Since silver has both sentimental value for investors and society as well as value as a commodity due to its industrial applications, its value is complex and multifaceted. This makes its price moves hard to predict. An economic recession could send many flocking to silver as a safe haven, but the same recession could wreak havoc on manufacturing activity, causing its value as a raw material to plummet. Also, silver isn’t traded as frequently as gold or other asset, which is important because it means prices fluctuate more widely and the asset can be harder to unload due to a scarcity of buyers. If you invest by buying the physical metal itself (and there are other ways, see below), you then have the logistical challenge of securely storing the silver and guarding it against theft. Lastly, silver provides no income stream, so if you’re depending on your investments to provide a regular part of your cash flow, this precious metal is not a good option.

Should you invest in gold or silver

The answer to this question depends on your aims and experience. If you are looking for a simple way to hedge against bear markets, gold is a better choice than silver. Gold, like silver has its industrial uses, but its value is overwhelmingly driven by its symbolic value as a tangible asset with staying power. Silver costs less, so the threshold for investing in it is lower, but the physical metal itself is harder to maintain (it tarnishes) and store because it occupies much more volume for the same value. However, because of silver’s complexity and relative volatility compared to gold, it can present unique opportunities for veteran investors with higher risk tolerances who are willing to dig into its fundamentals and follow the industries that drive its value as a commodity.

How to invest in silver

The most direct way to invest in silver is to buy the metal itself, whether in the form of bullion coins or bars or scrap silver.

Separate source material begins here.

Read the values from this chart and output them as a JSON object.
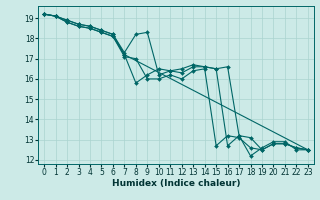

Another more practical way to gain exposure to silver is to buy stocks in companies that mine or process silver, or intermediaries that resell silver. You could also invest in mutual funds or exchange-traded funds that hold silver as part of their portfolio. Another option is to buy a silver exchange-traded commodity (ETC), which behaves and trades just like a stock but tracks the underlying price of silver. A final alternative is to invest in silver futures, which is essentially a promise to sell silver for a certain price on a pre-established date. This promise can then be traded for a profit or loss based on market movements.